Eine Entwicklung, die auch Jürgen Holzwarth, Vorstand der Bundesarbeitsgemeinschaft Offene Kinder- und Jugendeinrichtungen, beobachtet: "Die Rahmenbedingungen von Jugendarbeit ändern sich - auch weil die freie Zeit von Kindern und Jugendlichen durch Ganztagsschulen und die kürzere Schulzeit knapper wird."
Zusammenarbeit mit Ganztagsschulen
Zudem seien Jugendzentren seit der ersten PISA-Studie stärker als Träger von Bildungsangeboten im Fokus: Sie sollen die Sozialkompetenzen vermitteln, die in der Schule auf der Strecke bleiben. In der DJI-Studie gab mehr als jede vierte Einrichtung an, mit Schulen zu kooperieren. Manche Jugendzentren organisieren Mittagessen für offene Ganztagschulen, andere bieten Sportangebote oder Hausaufgabenhilfe an. Jugendzentren könnten so neue Besucher gewinnen, sagt Holzwarth.
Doch er gibt zu bedenken: Schule basiere auf Schulpflicht und strikter Hierarchie, Jugendzentren dagegen auf Freiwilligkeit und Beteiligung. Die Einrichtungen müssten sich aber in Kooperationen einbringen, betont Holzwarth. "Jugendzentren sollten jungen Leuten einen eigenständigen Bildungsort bieten und sich nicht auf die Funktion eines Betreuungs- und Aufsichtshelfers oder Dienstleisters reduzieren lassen."

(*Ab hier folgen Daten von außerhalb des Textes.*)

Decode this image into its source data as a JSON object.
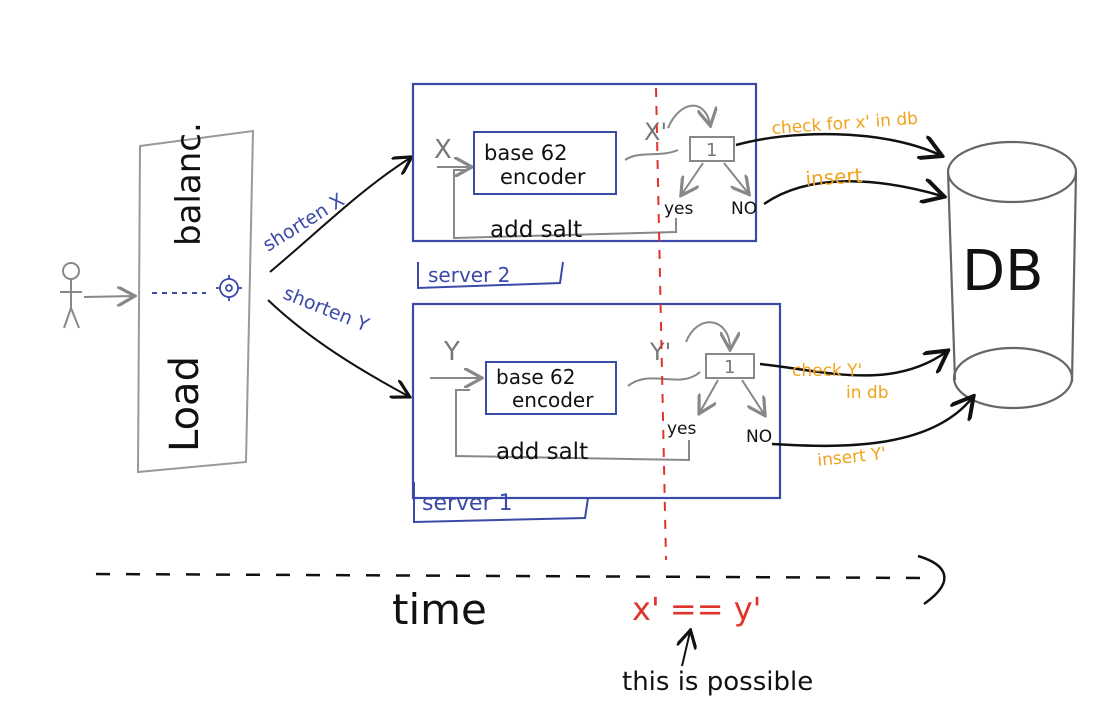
{
  "load_balancer": {
    "label_bottom": "Load",
    "label_top": "balanc."
  },
  "servers": [
    {
      "name": "server 2",
      "input": "X",
      "encoder_line1": "base 62",
      "encoder_line2": "encoder",
      "output": "X'",
      "check_box": "1",
      "yes": "yes",
      "no": "NO",
      "salt": "add salt"
    },
    {
      "name": "server 1",
      "input": "Y",
      "encoder_line1": "base 62",
      "encoder_line2": "encoder",
      "output": "Y'",
      "check_box": "1",
      "yes": "yes",
      "no": "NO",
      "salt": "add salt"
    }
  ],
  "requests": {
    "top": "shorten X",
    "bottom": "shorten Y"
  },
  "db_ops": {
    "check_x": "check for x' in db",
    "insert_top": "insert",
    "check_y_line1": "check Y'",
    "check_y_line2": "in db",
    "insert_y": "insert Y'"
  },
  "database": {
    "label": "DB"
  },
  "timeline": {
    "label": "time",
    "equality": "x' == y'"
  },
  "note": "this is possible",
  "colors": {
    "ink": "#111111",
    "blue": "#3b4aa8",
    "orange": "#f0a21a",
    "red": "#e0332b",
    "gray": "#777777"
  }
}
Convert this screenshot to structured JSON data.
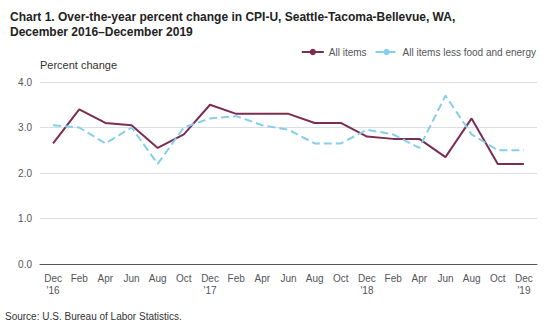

Die Zusammenarbeit mit Schulen lasse sich durchaus mit den Prinzipien von offener Kinder- und Jugendarbeit verbinden, glaubt Holzwarth. Wenn Jugendzentren für Schulen das Mittagessen übernehmen, könnte das ja auch als Beteiligungsprojekt organisiert werden, schlägt er vor. "Die Schüler könnten das Essen ja auch planen, organisieren und mitkochen."